Mehrheit sieht Wulff durch Affäre dauerhaft beschädigt

Berlin (dpa) - Fast drei Viertel der Bürger halten Bundespräsident Christian Wulff durch seine Kredit- und Medienaffäre für dauerhaft beschädigt.

Nach dem am Freitag veröffentlichten ZDF-Politbarometer sind 72 Prozent der Befragten dieser Ansicht. Dennoch sprechen sich in der repräsentativen Umfrage 50 Prozent für seinen Verbleib im Amt aus, 44 Prozent sind für seinen Rücktritt.

CDU-Generalsekretär Herrmann Gröhe bekräftigte am Freitag noch einmal seine Unterstützung für Wulff. Dem Sender NDR Info sagte Gröhe, es sei nicht leicht, nach den letzen Wochen erschüttertes Vertrauen zurückzugewinnen. „Ich traue es ihm zu und wünsche es ihm von Herzen. Ich glaube auch, dass es gut für unser Land wäre, und dass viele in unserem Land sagen, dass er eine zweite Chance verdient.“

Die „Bild“-Zeitung berichtete am Freitag über eine Urlaubsreise Wulffs in die USA im April 2007. Danach sollen der damalige niedersächsische Ministerpräsident, seine heutige Ehefrau Bettina und deren Sohn während des Rückfluges von Miami nach Frankfurt ein Upgrade von der Economy-Class in die Business-Class erhalten haben. Für dieses Upgrade hätte Wulff laut „Bild“ 210 000 Bonusmeilen verrechnen müssen, die er hätte privat erworben haben müssen. Dies entspräche über 400 Economy-Flügen von Hannover nach München. Im Streit um die Offenlegung von Medienanfragen an den Bundespräsidenten und seine Anwälte sind erste Zeitungen mit umfangreichen Veröffentlichungen vorgeprescht. Die Springer-Blätter „Die Welt“ und „Welt am Sonntag“ stellten am Donnerstagabend ihren umfangreichen Fragenkatalog sowie die Antworten von Wulffs Anwälten und der BW-Bank, die Wulff bei seiner umstrittenen Hausfinanzierung half, in das Internet. In einer Erklärung hieß es, die Zeitungen machten von ihrem Recht am eigenen Wort Gebrauch.
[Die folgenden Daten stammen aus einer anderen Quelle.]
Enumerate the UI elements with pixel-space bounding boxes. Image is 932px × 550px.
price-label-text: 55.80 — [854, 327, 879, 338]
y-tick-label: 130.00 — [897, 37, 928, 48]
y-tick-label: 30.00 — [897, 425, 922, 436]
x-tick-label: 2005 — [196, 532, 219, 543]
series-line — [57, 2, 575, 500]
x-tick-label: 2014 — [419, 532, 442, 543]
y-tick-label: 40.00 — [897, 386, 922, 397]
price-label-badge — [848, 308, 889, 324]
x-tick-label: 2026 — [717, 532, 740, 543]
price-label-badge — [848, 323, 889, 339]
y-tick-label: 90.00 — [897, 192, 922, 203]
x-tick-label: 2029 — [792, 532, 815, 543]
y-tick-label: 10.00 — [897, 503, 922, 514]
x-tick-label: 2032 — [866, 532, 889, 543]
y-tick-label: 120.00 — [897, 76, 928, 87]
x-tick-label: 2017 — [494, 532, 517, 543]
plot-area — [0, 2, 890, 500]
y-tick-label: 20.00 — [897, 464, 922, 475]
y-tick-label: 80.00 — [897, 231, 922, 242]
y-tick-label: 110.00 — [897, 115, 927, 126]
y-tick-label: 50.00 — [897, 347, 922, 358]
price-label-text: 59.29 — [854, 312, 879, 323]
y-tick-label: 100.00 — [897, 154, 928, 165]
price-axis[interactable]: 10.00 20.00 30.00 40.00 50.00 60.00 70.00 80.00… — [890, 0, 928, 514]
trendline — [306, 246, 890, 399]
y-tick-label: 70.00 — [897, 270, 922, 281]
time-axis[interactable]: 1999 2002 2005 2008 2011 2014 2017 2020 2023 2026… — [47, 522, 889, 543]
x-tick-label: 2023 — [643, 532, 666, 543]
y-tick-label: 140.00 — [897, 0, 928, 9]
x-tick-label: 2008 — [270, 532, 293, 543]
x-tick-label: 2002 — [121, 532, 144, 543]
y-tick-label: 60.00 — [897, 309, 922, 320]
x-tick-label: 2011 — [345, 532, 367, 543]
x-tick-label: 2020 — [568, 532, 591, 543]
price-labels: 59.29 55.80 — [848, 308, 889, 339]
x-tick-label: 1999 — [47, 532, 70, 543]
Wulff steht wegen eines Privatkredits für sein Eigenheim, kostenloser Urlaube bei Freunden aus der Wirtschaft und seines Umgangs mit den Medien seit einem Monat in der Kritik. Zuletzt konzentrierten sich die Vorwürfe darauf, dass Wulff vor gut einer Woche in seinem Fernsehinterview Transparenz angekündigt und gesagt hatte: „Morgen früh werden meine Anwälte alles ins Internet einstellen. Dann kann jede Bürgerin, jeder Bürger jedes Detail zu diesen Abläufen sehen und bewertet sehen, auch rechtlich.“

Wulffs Anwalt Gernot Lehr hatte die Veröffentlichung aller Informationen aber abgelehnt. Eine Offenlegung der Antworten auf die Anfragen von Journalisten verletze deren Recht am eigenen Wort und am Schutz ihrer Rechercheergebnisse oder -ziele, hatte der Jurist argumentiert. Der Kölner Medienrechtsprofessor Rolf Schwartmann teilte in einem dpa-Gespräch diese Auffassung.

Die nun auf „Welt Online“ veröffentlichte umfangreiche Auflistung enthält weitgehend bekannte Angaben über das Zustandekommen von Wulffs Privatkredit bei Edith Geerkens. Wulff hatte 2008, als er noch Ministerpräsident war, bei der befreundeten Unternehmergattin 500 000 Euro geliehen und den Privatkredit später mit Hilfe der BW-Bank abgelöst. Auf die Frage, was der Präsident über die Herkunft des Geldes von Geerkens wisse, antworte Anwalt Lehr der „Welt“ zufolge: „Herr Wulff wusste, dass Frau Edith Geerkens vermögend ist.“

Viele Fragen und Antworten drehen sich auch um die Ablösung des Privatdarlehens durch „ein rollierendes Geldmarktdarlehen“ bei der BW-Bank 2010 zu günstigeren Zinsen sowie die Umwandlung in ein langfristiges Darlehen Ende 2011. Wulffs Anwälte wie auch die Bank widersprachen Vorhaltungen, bei den Finanzgeschäften sei Wulff in den Genuss außergewöhnlicher günstiger Konditionen gekommen. Auch diese Details wurden bereits in Medien erörtert.